最初に読んだのは3年くらい前?きっとあの当時なら五つ星だね。
これがきっかけで大島氏のファンになったんだもん。
免疫できちゃってたから四つ星でごめんね。でもきっかけだった作品なのに、忘れちゃってるから、もう一度再読してみました。
不思議な人々が集まってる。寝言が原因で、離婚歴のある、昔誘拐されたことのある果那。
その果那が作品を納めている骨董品屋の梅屋。これも不思議な空間。そこに働いているオーナーの姪のみなみちゃん。チャキチャキしていて気持ちがいい。果那の両親、叔母夫婦、従兄たち。
一番好きなのは、従兄の住んでるマレーシアに叔母夫婦が行ってしまい、留守宅を預かる果那をねぎらいに、お正月みんなが集まるところ。
なんだかあったかいんだよね〜、賑やかで。
誘拐犯に会いに出かける果那と、誘拐犯との再会。この人も不思議ワールドだよね。そして、大島ワールドはあったかいんだよね。
今まで存在を忘れていた叔父は、母から聞かされた話よりも、もっともっと暖っか。
ろくでもないと思ってたのに、どこか憎めなくて、やる時はやるって感じで、体の弱い妻のために、朝晩一生懸命働く。ただの怠け者じゃなかったわけだ。
こういう人って、肉親だったりすると苦労するけど、でも飄々としてて羨ましくもある。浮世離れしてるちゅうか。

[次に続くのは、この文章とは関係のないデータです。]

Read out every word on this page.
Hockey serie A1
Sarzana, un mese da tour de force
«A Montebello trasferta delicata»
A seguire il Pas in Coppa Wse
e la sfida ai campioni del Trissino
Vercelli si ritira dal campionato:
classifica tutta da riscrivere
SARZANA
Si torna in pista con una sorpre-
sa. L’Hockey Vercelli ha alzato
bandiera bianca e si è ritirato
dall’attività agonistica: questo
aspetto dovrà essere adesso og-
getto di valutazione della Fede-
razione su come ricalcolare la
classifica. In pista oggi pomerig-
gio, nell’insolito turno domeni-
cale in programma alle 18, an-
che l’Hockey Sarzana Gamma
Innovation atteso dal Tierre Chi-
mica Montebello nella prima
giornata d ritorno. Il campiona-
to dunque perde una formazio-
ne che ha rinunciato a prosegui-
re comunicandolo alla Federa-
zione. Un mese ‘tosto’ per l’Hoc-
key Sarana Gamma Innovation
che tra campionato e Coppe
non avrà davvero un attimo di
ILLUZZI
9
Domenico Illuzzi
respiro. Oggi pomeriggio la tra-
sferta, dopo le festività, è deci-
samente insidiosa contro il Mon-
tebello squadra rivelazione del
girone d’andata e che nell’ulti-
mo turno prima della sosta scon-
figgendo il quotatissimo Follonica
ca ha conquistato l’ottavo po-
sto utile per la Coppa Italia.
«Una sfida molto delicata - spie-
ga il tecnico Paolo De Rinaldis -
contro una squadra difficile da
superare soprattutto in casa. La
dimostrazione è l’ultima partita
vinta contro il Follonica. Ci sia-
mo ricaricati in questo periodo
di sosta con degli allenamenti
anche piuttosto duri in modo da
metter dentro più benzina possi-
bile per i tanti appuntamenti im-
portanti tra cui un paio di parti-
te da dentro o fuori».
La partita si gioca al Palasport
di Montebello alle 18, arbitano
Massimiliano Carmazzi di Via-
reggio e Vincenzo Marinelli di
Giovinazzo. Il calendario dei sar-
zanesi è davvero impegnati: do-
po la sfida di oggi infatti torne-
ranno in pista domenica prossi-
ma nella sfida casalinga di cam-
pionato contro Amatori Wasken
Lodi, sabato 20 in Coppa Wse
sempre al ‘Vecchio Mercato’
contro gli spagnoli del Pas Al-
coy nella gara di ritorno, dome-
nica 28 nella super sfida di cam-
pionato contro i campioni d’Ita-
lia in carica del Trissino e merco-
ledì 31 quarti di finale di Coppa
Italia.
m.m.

この作品に出てくる人々は、みんなどこか飄々としていて、サクサク生きてる感じで、すごく好きなんだよね。ああ、大島ファンになったのがよく分かる。



しあわせいっぱいという感じではないけれど
それぞれがその人らしい生き方をしていて惹かれますね。
そうなんですよね、大島作品の登場人物は、その人らしいんですよね。ああ、だから不思議と元気が出るのかな。読んでると、私もこのままでいっか〜、悩んでることなんて些細なことだよ、って気になるんです。
そんな切羽詰った感がない、のんびりが気持ち良かったです。
離婚歴があって、誘拐されたことがあって、複雑なのに、さくさくってふんわりしてるところが、羨ましくて、大好きです。
叔父さんも、さくさくっと生きてますよね〜。